LKE/KDSL Research Seminar

2014/06/05

On Tuesday, 3rd June 2014, LKE/KDSL Research Seminars featured two talks:

Johannes Daxenberger

Title: DKPro TC: A Java-based Framework for Supervised Learning Experiments on Textual Data

Abstract: This is a training talk for the poster presentation (and maybe a short system demonstration), upcoming at ACL 2014.

We present DKPro TC, a framework for supervised learning experiments on textual data. The main goal of DKPro TC is to enable researchers to focus on the actual research task behind the learning problem and let the framework handle the rest. It enables rapid prototyping of experiments by relying on an easy-to-use workflow engine and standardized document preprocessing based on the Apache Unstructured Information Management Architecture. It ships with standard feature extraction modules, while at the same time allowing the user to add customized extractors. The extensive reporting and logging facilities make DKPro TC experiments fully replicable.

Martin Riedl:

Title: Evaluating Unsupservised Parsers for Distributional Similarity

Abstract: In this work, we address the role of syntactic parsing for distributional similarity.
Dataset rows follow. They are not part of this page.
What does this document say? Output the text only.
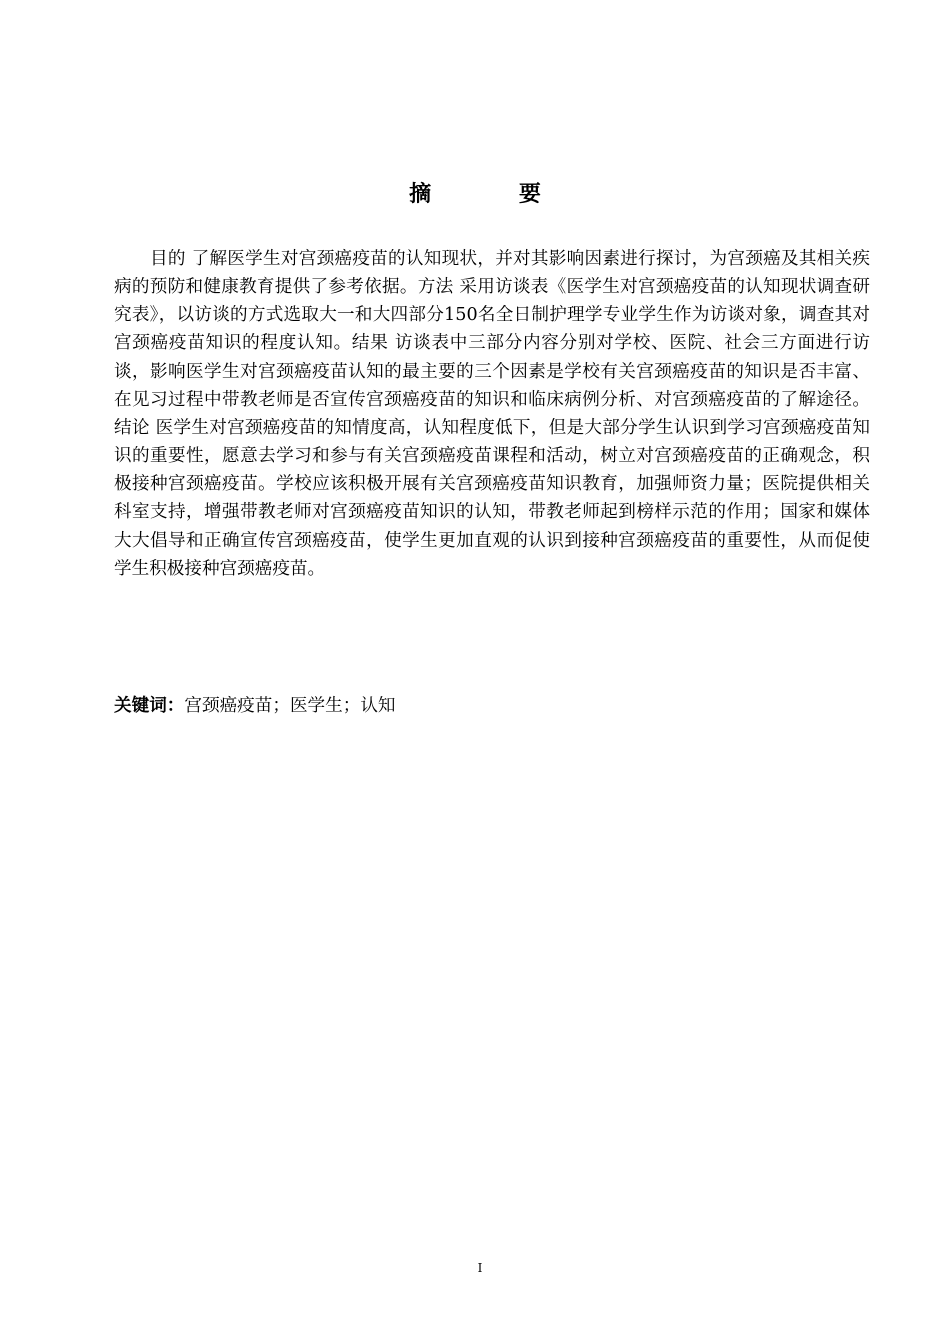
摘 要

目的 了解医学生对宫颈癌疫苗的认知现状，并对其影响因素进行探讨，为宫颈癌及其相关疾病的预防和健康教育提供了参考依据。方法 采用访谈表《医学生对宫颈癌疫苗的认知现状调查研究表》，以访谈的方式选取大一和大四部分150名全日制护理学专业学生作为访谈对象，调查其对宫颈癌疫苗知识的程度认知。结果 访谈表中三部分内容分别对学校、医院、社会三方面进行访谈，影响医学生对宫颈癌疫苗认知的最主要的三个因素是学校有关宫颈癌疫苗的知识是否丰富、在见习过程中带教老师是否宣传宫颈癌疫苗的知识和临床病例分析、对宫颈癌疫苗的了解途径。结论 医学生对宫颈癌疫苗的知情度高，认知程度低下，但是大部分学生认识到学习宫颈癌疫苗知识的重要性，愿意去学习和参与有关宫颈癌疫苗课程和活动，树立对宫颈癌疫苗的正确观念，积极接种宫颈癌疫苗。学校应该积极开展有关宫颈癌疫苗知识教育，加强师资力量；医院提供相关科室支持，增强带教老师对宫颈癌疫苗知识的认知，带教老师起到榜样示范的作用；国家和媒体大大倡导和正确宣传宫颈癌疫苗，使学生更加直观的认识到接种宫颈癌疫苗的重要性，从而促使学生积极接种宫颈癌疫苗。

关键词：宫颈癌疫苗；医学生；认知

I
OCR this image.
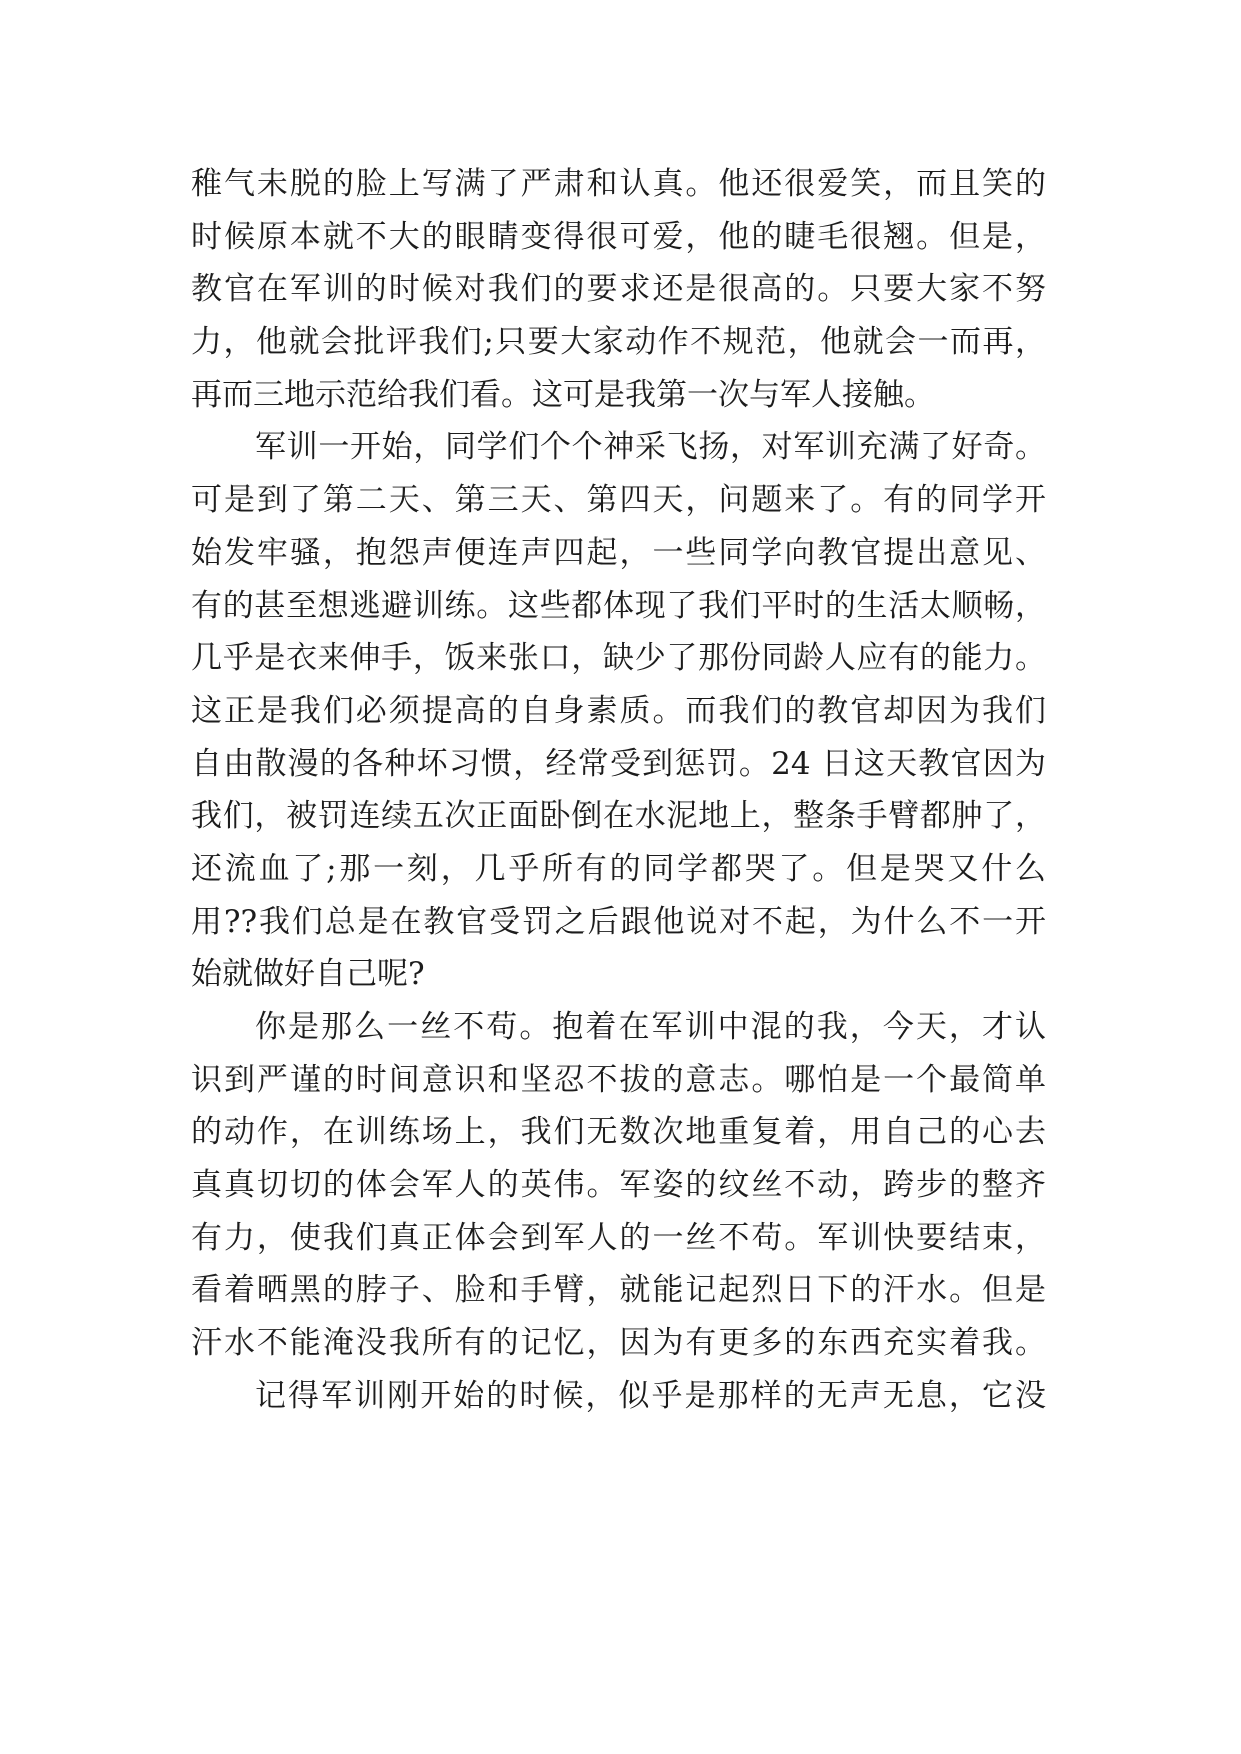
稚气未脱的脸上写满了严肃和认真。他还很爱笑，而且笑的
时候原本就不大的眼睛变得很可爱，他的睫毛很翘。但是，
教官在军训的时候对我们的要求还是很高的。只要大家不努
力，他就会批评我们;只要大家动作不规范，他就会一而再，
再而三地示范给我们看。这可是我第一次与军人接触。
军训一开始，同学们个个神采飞扬，对军训充满了好奇。
可是到了第二天、第三天、第四天，问题来了。有的同学开
始发牢骚，抱怨声便连声四起，一些同学向教官提出意见、
有的甚至想逃避训练。这些都体现了我们平时的生活太顺畅，
几乎是衣来伸手，饭来张口，缺少了那份同龄人应有的能力。
这正是我们必须提高的自身素质。而我们的教官却因为我们
自由散漫的各种坏习惯，经常受到惩罚。24 日这天教官因为
我们，被罚连续五次正面卧倒在水泥地上，整条手臂都肿了，
还流血了;那一刻，几乎所有的同学都哭了。但是哭又什么
用??我们总是在教官受罚之后跟他说对不起，为什么不一开
始就做好自己呢?
你是那么一丝不苟。抱着在军训中混的我，今天，才认
识到严谨的时间意识和坚忍不拔的意志。哪怕是一个最简单
的动作，在训练场上，我们无数次地重复着，用自己的心去
真真切切的体会军人的英伟。军姿的纹丝不动，跨步的整齐
有力，使我们真正体会到军人的一丝不苟。军训快要结束，
看着晒黑的脖子、脸和手臂，就能记起烈日下的汗水。但是
汗水不能淹没我所有的记忆，因为有更多的东西充实着我。
记得军训刚开始的时候，似乎是那样的无声无息，它没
On the one hand, we are exploring distributional similarities as an extrinsic test bed for unsupervised parsers. On the other hand, we explore whether single unsupervised parsers, or their combination, can contribute to better distributional similarities, or even replace supervised parsing as a preprocessing step for word similarity.

We evaluate distributional thesauri against manually created taxonomies both for English and German for five unsupervised parsers. While for English, a supervised parser is the best single parser in this evaluation, we find an unsupervised parser to work best for German. For both languages, we show significant improvements in word similarity when combining features from supervised and unsupervised parsers.